MW-313 is a potent, selective, and systemically available oral NLRP3 inhibitor developed for the treatment of chronic kidney disease (CKD) and related renal inflammatory disorders. NLRP3 inflammasome activation plays a key role in mediating renal inflammation and damage, contributing to the progression of glomerulonephritis and CKD through increased cytokine production and tissue injury.

Mechanistic Rationale

NLRP3 inhibition suppresses inflammasome activation, preventing caspase-1–mediated release of IL-1β and IL-18, which are major drivers of renal inflammation and fibrosis. By reducing inflammatory and fibrotic signaling, MW-313 aims to preserve kidney structure and function and slow disease progression in CKD patients.

Therapeutic Potential

MW-313 is a next-generation NLRP3 inhibitor engineered for systemic delivery that effectively targets vascular inflammation and metabolic dysfunction driving cardiovascular disease, while also addressing chronic renal inflammation and metabolic dysfunction associated with CKD. Its high potency, oral bioavailability, strong pharmacokinetic performance, and demonstrated cardioprotective activity in preclinical studies establish MW-313 as the best-in-class therapeutic candidate for combating inflammatory cardiometabolic disorders and inflammatory kidney diseases.

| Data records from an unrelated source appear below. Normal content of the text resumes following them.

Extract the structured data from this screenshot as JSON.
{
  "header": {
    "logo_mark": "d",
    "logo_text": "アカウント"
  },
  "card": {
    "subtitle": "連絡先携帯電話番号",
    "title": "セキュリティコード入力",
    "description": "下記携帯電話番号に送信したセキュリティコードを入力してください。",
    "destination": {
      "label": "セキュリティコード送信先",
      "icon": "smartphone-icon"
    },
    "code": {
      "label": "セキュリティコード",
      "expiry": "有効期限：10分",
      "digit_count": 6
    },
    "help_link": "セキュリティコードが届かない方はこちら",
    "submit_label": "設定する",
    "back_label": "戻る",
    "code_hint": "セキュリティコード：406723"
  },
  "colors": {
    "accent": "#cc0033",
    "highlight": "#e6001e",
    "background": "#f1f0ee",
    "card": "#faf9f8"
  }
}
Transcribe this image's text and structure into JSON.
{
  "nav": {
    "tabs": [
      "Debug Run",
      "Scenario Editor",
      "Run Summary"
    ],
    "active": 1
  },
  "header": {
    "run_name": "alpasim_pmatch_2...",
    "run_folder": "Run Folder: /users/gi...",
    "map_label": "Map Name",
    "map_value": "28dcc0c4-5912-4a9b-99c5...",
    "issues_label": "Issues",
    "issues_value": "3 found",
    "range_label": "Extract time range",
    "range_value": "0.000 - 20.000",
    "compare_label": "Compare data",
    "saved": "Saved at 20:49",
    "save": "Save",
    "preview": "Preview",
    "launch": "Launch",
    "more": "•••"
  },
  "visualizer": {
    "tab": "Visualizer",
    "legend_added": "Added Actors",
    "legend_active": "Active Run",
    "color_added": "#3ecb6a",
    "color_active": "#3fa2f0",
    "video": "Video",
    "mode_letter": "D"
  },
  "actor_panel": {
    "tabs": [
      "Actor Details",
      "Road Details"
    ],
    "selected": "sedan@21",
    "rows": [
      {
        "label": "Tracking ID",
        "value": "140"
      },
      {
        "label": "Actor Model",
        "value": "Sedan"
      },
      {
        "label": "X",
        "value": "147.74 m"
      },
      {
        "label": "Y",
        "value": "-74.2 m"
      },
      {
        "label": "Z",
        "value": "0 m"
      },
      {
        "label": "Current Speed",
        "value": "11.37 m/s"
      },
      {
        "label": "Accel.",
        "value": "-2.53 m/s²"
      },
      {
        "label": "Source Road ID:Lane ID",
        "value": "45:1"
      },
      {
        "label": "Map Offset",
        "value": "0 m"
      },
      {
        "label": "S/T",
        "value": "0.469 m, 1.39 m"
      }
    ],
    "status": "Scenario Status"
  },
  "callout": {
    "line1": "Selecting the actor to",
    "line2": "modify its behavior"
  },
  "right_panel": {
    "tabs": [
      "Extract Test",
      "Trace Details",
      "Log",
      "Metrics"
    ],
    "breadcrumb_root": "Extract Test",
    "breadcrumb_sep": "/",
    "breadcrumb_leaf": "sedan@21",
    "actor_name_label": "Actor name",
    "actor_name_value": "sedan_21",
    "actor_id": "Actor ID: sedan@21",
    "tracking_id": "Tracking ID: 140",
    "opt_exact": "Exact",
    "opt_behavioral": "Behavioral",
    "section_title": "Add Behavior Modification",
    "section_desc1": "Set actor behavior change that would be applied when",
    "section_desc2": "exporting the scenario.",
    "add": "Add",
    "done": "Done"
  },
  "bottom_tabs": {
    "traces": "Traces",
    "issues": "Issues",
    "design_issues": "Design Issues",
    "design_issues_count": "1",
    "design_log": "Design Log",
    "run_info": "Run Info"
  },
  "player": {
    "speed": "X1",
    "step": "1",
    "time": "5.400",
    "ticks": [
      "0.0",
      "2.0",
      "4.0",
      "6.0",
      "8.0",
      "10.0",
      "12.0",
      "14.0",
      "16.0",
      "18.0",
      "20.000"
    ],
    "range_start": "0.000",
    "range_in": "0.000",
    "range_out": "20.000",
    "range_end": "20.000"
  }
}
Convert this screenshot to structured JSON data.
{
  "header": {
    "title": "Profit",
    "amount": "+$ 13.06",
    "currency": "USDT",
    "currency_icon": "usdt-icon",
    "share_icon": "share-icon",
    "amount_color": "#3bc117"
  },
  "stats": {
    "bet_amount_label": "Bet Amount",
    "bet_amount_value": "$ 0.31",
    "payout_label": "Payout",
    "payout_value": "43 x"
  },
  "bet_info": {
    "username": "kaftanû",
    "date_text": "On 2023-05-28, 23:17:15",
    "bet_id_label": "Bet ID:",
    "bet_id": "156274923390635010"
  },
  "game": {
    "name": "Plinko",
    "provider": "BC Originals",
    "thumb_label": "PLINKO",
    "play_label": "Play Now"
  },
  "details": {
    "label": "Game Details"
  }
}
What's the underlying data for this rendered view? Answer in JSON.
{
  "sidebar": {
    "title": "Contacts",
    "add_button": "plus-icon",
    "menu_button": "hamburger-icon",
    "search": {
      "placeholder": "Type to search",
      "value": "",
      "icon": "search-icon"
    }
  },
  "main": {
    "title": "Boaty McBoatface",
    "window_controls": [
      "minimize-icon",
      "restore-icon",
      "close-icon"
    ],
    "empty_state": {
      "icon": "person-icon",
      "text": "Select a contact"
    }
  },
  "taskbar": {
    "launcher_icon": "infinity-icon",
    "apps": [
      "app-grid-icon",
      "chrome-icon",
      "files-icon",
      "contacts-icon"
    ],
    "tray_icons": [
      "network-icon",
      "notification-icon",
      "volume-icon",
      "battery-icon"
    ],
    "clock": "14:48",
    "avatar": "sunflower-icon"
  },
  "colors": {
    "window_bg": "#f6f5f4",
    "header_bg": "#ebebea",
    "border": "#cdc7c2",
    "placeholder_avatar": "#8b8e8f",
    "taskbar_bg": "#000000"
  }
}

MW-401: Best-in-class selective GPR75 antagonist for obesity and metabolic disorders

MW-401 is a highly potent and selective oral antagonist of GPR75, a G-protein-coupled receptor genetically linked to body weight regulation and metabolic health. Human genomic data show that individuals with lower GPR75 expression have significantly lower BMI and improved metabolic profiles, making GPR75 a validated target for obesity and related disorders.

Mechanistic Rationale

GPR75 is primarily expressed in the brain, including the hypothalamus, where it regulates energy expenditure and food intake through signaling pathways parallel to the leptin–melanocortin axis. Antagonizing GPR75 is expected to enhance energy expenditure and metabolic efficiency without directly suppressing appetite or muscle mass, offering a differentiated approach to weight management.

Therapeutic Potential

MW-401 represents a best-in-class GPR75 antagonist with strong translational potential for the treatment of obesity and associated metabolic disorders. Its differentiated mechanism — promoting metabolic rebalancing without appetite suppression — positions MW-401 as a promising candidate for long-term obesity therapy, either as monotherapy or in combination with other metabolic agents such as GLP-1 receptor agonists.